Reflecting on the last 30 years
As both coaches reflected back on the last 30 years and their time coaching together, they describe it in different ways, but with equal amounts of emotion.
“It’s been a humbling experience,” Gallagher said. “I count my blessings every day, and one of them is Mitch. From my perspective, that’s the value of the partnership.”
“It’s been a pleasure coaching with Bob,” Stephens added. “It started out coaching our sons together, but then we just kept going.
“Every year, I waited to see if Bob was going to coach, and I wanted to make sure he was going to have me help him,” he said.
“I just feel fortunate that the administration allowed us to coach for so many years,” Gallagher said. “We started every season with a parent meeting where I would tell them it is a privilege for us to be able to coach their child. We didn’t take it as a birthright.”

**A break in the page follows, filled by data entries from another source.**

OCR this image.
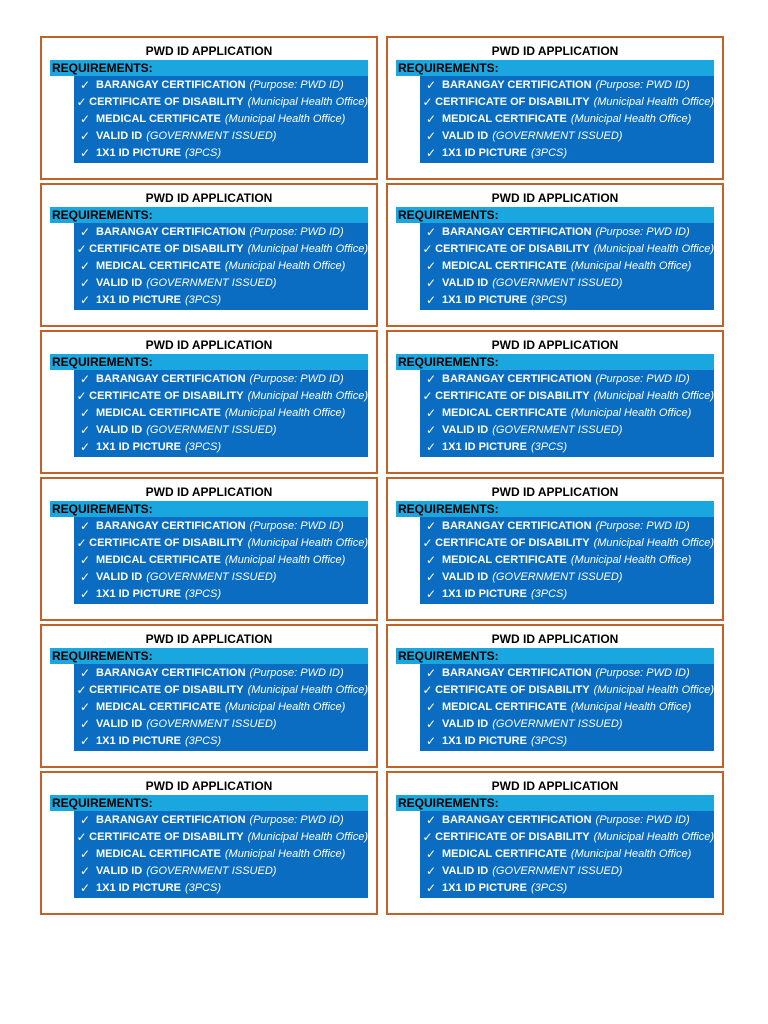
PWD ID APPLICATION
REQUIREMENTS:
✓ BARANGAY CERTIFICATION (Purpose: PWD ID)
✓ CERTIFICATE OF DISABILITY (Municipal Health Office)
✓ MEDICAL CERTIFICATE (Municipal Health Office)
✓ VALID ID (GOVERNMENT ISSUED)
✓ 1X1 ID PICTURE (3PCS)
PWD ID APPLICATION
REQUIREMENTS:
✓ BARANGAY CERTIFICATION (Purpose: PWD ID)
✓ CERTIFICATE OF DISABILITY (Municipal Health Office)
✓ MEDICAL CERTIFICATE (Municipal Health Office)
✓ VALID ID (GOVERNMENT ISSUED)
✓ 1X1 ID PICTURE (3PCS)
PWD ID APPLICATION
REQUIREMENTS:
✓ BARANGAY CERTIFICATION (Purpose: PWD ID)
✓ CERTIFICATE OF DISABILITY (Municipal Health Office)
✓ MEDICAL CERTIFICATE (Municipal Health Office)
✓ VALID ID (GOVERNMENT ISSUED)
✓ 1X1 ID PICTURE (3PCS)
PWD ID APPLICATION
REQUIREMENTS:
✓ BARANGAY CERTIFICATION (Purpose: PWD ID)
✓ CERTIFICATE OF DISABILITY (Municipal Health Office)
✓ MEDICAL CERTIFICATE (Municipal Health Office)
✓ VALID ID (GOVERNMENT ISSUED)
✓ 1X1 ID PICTURE (3PCS)
PWD ID APPLICATION
REQUIREMENTS:
✓ BARANGAY CERTIFICATION (Purpose: PWD ID)
✓ CERTIFICATE OF DISABILITY (Municipal Health Office)
✓ MEDICAL CERTIFICATE (Municipal Health Office)
✓ VALID ID (GOVERNMENT ISSUED)
✓ 1X1 ID PICTURE (3PCS)
PWD ID APPLICATION
REQUIREMENTS:
✓ BARANGAY CERTIFICATION (Purpose: PWD ID)
✓ CERTIFICATE OF DISABILITY (Municipal Health Office)
✓ MEDICAL CERTIFICATE (Municipal Health Office)
✓ VALID ID (GOVERNMENT ISSUED)
✓ 1X1 ID PICTURE (3PCS)
PWD ID APPLICATION
REQUIREMENTS:
✓ BARANGAY CERTIFICATION (Purpose: PWD ID)
✓ CERTIFICATE OF DISABILITY (Municipal Health Office)
✓ MEDICAL CERTIFICATE (Municipal Health Office)
✓ VALID ID (GOVERNMENT ISSUED)
✓ 1X1 ID PICTURE (3PCS)
PWD ID APPLICATION
REQUIREMENTS:
✓ BARANGAY CERTIFICATION (Purpose: PWD ID)
✓ CERTIFICATE OF DISABILITY (Municipal Health Office)
✓ MEDICAL CERTIFICATE (Municipal Health Office)
✓ VALID ID (GOVERNMENT ISSUED)
✓ 1X1 ID PICTURE (3PCS)
PWD ID APPLICATION
REQUIREMENTS:
✓ BARANGAY CERTIFICATION (Purpose: PWD ID)
✓ CERTIFICATE OF DISABILITY (Municipal Health Office)
✓ MEDICAL CERTIFICATE (Municipal Health Office)
✓ VALID ID (GOVERNMENT ISSUED)
✓ 1X1 ID PICTURE (3PCS)
PWD ID APPLICATION
REQUIREMENTS:
✓ BARANGAY CERTIFICATION (Purpose: PWD ID)
✓ CERTIFICATE OF DISABILITY (Municipal Health Office)
✓ MEDICAL CERTIFICATE (Municipal Health Office)
✓ VALID ID (GOVERNMENT ISSUED)
✓ 1X1 ID PICTURE (3PCS)
PWD ID APPLICATION
REQUIREMENTS:
✓ BARANGAY CERTIFICATION (Purpose: PWD ID)
✓ CERTIFICATE OF DISABILITY (Municipal Health Office)
✓ MEDICAL CERTIFICATE (Municipal Health Office)
✓ VALID ID (GOVERNMENT ISSUED)
✓ 1X1 ID PICTURE (3PCS)
PWD ID APPLICATION
REQUIREMENTS:
✓ BARANGAY CERTIFICATION (Purpose: PWD ID)
✓ CERTIFICATE OF DISABILITY (Municipal Health Office)
✓ MEDICAL CERTIFICATE (Municipal Health Office)
✓ VALID ID (GOVERNMENT ISSUED)
✓ 1X1 ID PICTURE (3PCS)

The love for the coaches, especially Gallagher, as he coached his final games (both home and away) in February was evident. Not only did all three of Gallagher’s children surprise him for the games, but former players of the coaching duo and some of the parents also showed up, thanks to the efforts of assistant coach Jake Morgan and his wife, Holy Rosary fourth-grade teacher Hadley Morgan.
“It was heartwarming to see these kids, some of them in their 40s now, and see that they’ve turned into good citizens, good parents, just plain good people,” Gallagher said. “From my perspective, it’s a blessing to see that.”
Gallagher isn’t leaving the Holy Rosary community completely. He will continue to serve as business manager for the Church of the Holy Rosary.